Si vous avez déjà prêté l'oreille aux communications aéronautiques, vous avez peut-être entendu un pilote ou un contrôleur aérien donner une heure suivie du mot Zulu. Loin d'être un simple jargon mystérieux, ce terme repose sur une nécessité absolue de sécurité : l'harmonisation du temps dans les airs.

En aviation, les avions traversent régulièrement plusieurs fuseaux horaires en quelques heures à peine. Si chaque équipage réglait ses instruments sur l'heure locale de sa ville de départ ou de sa destination, la coordination deviendrait un véritable casse-tête, augmentant drastiquement les risques de confusion et d'incidents.

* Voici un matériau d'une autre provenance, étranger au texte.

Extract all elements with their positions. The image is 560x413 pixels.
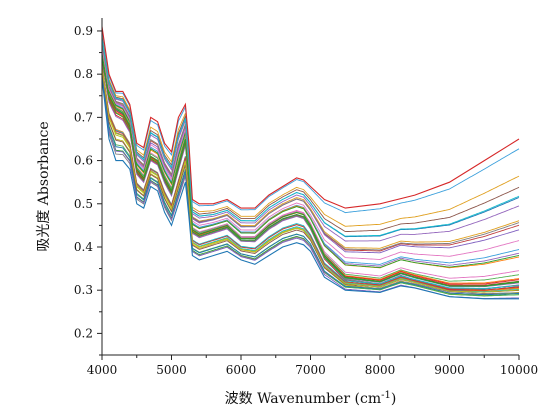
spectrum-line	[101, 66, 520, 291]
x-tick-label: 4000	[87, 363, 118, 377]
spectrum-line	[101, 33, 520, 227]
y-tick-label: 0.8	[74, 67, 93, 81]
spectrum-line	[101, 29, 520, 214]
spectrum-line	[101, 44, 520, 252]
spectrum-line	[101, 47, 520, 260]
x-tick-label: 9000	[434, 363, 465, 377]
x-axis-title-sup: -1	[381, 390, 391, 401]
spectrum-line	[101, 72, 519, 296]
spectrum-line-lower	[101, 78, 519, 300]
spectrum-line	[101, 58, 520, 290]
spectrum-line	[101, 38, 520, 237]
spectrum-line	[101, 57, 520, 290]
x-axis-title: 波数 Wavenumber (cm-1)	[225, 390, 397, 408]
y-tick-label: 0.4	[74, 240, 93, 254]
spectrum-line	[101, 67, 520, 293]
ticks: 4000 5000 6000 7000 8000 9000 10000 0.2 0.3 0.4 0.…	[74, 24, 538, 377]
y-tick-label: 0.3	[74, 283, 93, 297]
x-tick-label: 10000	[500, 363, 538, 377]
x-tick-label: 5000	[156, 363, 187, 377]
spectrum-line-middle	[101, 56, 520, 287]
x-tick-label: 8000	[365, 363, 396, 377]
spectrum-line	[101, 50, 520, 269]
spectrum-line	[101, 60, 520, 288]
y-tick-label: 0.2	[74, 326, 93, 340]
y-tick-label: 0.5	[74, 197, 93, 211]
x-tick-label: 7000	[295, 363, 326, 377]
x-axis-title-base: 波数 Wavenumber (cm	[225, 391, 381, 407]
y-tick-label: 0.6	[74, 154, 93, 168]
spectrum-line	[101, 71, 519, 297]
spectrum-line	[101, 39, 520, 242]
y-axis-title: 吸光度 Absorbance	[36, 121, 52, 251]
x-axis-title-close: )	[391, 391, 396, 407]
series-layer	[101, 26, 520, 300]
x-tick-label: 6000	[226, 363, 257, 377]
spectrum-line	[101, 75, 519, 294]
y-tick-label: 0.7	[74, 110, 93, 124]
spectrum-line-upper	[101, 26, 520, 209]
y-tick-label: 0.9	[74, 24, 93, 38]
spectrum-line	[101, 43, 520, 251]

Pour éviter cela, le monde de l'aviation utilise une référence unique basée sur le format de 24 heures. Historiquement appelée GMT (Greenwich Mean Time), puis officialisée sous le nom de UTC (Temps Universel Coordonné), cette référence temporelle globale garantit que tout le monde partage exactement le même repère, peu importe où l'appareil se trouve sur le globe.

Mais d'où vient alors le mot « Zulu » ? Dans le découpage des fuseaux horaires militaires et maritimes, le fuseau horaire de référence (UTC+0) est désigné par la lettre Z. Dans l'alphabet phonétique de l'OACI (l'Organisation de l'aviation civile internationale), la lettre Z se prononce tout simplement Zulu. Ainsi, dire « 1400 Zulu » signifie très clairement 14h00 UTC, éliminant tout doute lors des décollages, des atterrissages et des changements de trajectoire.